By the late 1880s the differences that separated the two organizations had receded in importance as
the
women's movement had become a substantial and broad-based political force in the country. In
1890, the
two organizations joined forces under the title of the National American Woman's Suffrage
Association
(NAWSA). The NAWSA would go on to play a vital role in the further fight to achieve the woman's
vote.
In 1920, when Tennessee became the thirty-eighth state to approve the constitutional amendment
securing the woman's right to vote, woman's suffrage became enshrined in the constitution. But
woman's
suffrage did not happen in one fell swoop. The success of the woman's suffrage movement was the
story
of a number of partial victories that led to the explicit endorsement of the woman's right to vote in
the
constitution.
As early as the 1870s and 1880s, women had begun to win the right to vote in local affairs such as
municipal elections, school board elections, or prohibition measures. These "partial suffrages"

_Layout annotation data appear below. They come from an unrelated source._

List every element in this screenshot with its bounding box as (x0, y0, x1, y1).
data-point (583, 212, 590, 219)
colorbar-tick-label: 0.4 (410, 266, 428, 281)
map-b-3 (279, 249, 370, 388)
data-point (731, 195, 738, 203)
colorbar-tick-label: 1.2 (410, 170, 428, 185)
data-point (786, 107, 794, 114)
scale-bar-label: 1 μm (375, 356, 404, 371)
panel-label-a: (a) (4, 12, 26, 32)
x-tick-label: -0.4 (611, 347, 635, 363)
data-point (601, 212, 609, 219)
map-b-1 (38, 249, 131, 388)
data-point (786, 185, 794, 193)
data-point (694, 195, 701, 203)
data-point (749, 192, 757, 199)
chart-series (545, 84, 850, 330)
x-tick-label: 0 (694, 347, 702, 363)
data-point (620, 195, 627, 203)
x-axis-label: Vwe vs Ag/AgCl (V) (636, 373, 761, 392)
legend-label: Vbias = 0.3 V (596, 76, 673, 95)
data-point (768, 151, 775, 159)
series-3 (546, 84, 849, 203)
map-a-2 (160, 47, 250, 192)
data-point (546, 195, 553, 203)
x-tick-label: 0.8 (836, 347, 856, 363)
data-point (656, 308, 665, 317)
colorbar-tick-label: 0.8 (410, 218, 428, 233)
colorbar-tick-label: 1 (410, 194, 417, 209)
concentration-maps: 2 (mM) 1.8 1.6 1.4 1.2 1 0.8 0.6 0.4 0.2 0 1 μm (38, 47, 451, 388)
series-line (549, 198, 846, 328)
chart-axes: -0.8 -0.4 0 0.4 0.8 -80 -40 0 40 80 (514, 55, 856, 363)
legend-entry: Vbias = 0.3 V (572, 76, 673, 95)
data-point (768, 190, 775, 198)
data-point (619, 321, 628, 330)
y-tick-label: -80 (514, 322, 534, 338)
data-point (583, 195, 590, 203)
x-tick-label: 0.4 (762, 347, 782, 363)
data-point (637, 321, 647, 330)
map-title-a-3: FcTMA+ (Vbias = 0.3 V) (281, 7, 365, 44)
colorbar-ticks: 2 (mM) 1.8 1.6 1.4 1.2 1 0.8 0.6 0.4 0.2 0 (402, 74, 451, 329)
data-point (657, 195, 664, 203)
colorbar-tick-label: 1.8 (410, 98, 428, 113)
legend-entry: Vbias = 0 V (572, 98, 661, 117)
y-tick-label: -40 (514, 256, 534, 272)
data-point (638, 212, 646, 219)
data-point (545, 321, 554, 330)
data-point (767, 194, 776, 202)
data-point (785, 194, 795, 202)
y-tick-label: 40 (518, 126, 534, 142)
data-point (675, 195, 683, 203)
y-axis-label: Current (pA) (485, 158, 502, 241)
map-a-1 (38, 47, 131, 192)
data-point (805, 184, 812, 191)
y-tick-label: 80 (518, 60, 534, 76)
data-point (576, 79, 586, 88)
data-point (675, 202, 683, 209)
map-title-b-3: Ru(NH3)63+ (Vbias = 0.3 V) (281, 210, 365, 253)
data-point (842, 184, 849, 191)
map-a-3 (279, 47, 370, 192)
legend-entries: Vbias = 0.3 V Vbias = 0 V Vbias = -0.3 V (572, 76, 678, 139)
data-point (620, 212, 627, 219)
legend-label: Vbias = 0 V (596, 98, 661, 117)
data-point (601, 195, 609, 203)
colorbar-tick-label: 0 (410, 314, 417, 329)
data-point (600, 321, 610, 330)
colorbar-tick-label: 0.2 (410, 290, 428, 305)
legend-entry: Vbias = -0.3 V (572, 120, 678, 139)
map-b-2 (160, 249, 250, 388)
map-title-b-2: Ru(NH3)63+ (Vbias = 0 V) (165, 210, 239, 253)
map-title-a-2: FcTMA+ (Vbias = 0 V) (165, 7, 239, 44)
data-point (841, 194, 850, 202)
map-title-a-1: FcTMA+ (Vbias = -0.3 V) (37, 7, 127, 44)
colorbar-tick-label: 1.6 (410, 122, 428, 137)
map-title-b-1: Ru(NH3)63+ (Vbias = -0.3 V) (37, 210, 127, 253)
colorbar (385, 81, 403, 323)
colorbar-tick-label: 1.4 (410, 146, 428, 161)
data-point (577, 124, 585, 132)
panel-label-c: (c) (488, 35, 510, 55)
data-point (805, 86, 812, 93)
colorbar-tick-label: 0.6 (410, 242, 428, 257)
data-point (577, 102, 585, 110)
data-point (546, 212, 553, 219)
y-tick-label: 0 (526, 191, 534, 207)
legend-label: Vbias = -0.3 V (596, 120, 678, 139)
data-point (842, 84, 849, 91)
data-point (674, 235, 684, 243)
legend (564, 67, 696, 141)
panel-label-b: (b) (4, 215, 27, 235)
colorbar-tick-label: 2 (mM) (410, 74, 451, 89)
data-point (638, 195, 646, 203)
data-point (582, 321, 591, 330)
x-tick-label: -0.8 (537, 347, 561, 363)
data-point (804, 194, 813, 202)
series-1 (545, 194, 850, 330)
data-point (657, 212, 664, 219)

demonstrated that women could in fact responsibly and reasonably participate in a representative
democracy (at least as voters). Once such successes were achieved and maintained over a period of
time, restricting the full voting rights of woman became more and more suspect. If women were
helping
decide who was on the local school board, why should they not also have a voice in deciding who was
president of the country? Such questions became more difficult for non-suffragists to answer, and
thus the
logic of restricting the woman's vote began to crumble
When is the earliest success of the woman's suffrage movement that the second passage points to?
A. 1848
B. 1920
C. 1870s
D. 1869
E. 1880s
Answer: C

SAT-Critical-Reading テキスト   SAT-Critical-Reading 全真   
Explanation/Reference:
The earliest time that the second passage points to is the 1870s (the first passage refers to the
Seneca
Falls convention in 1848), and so C. is the answer.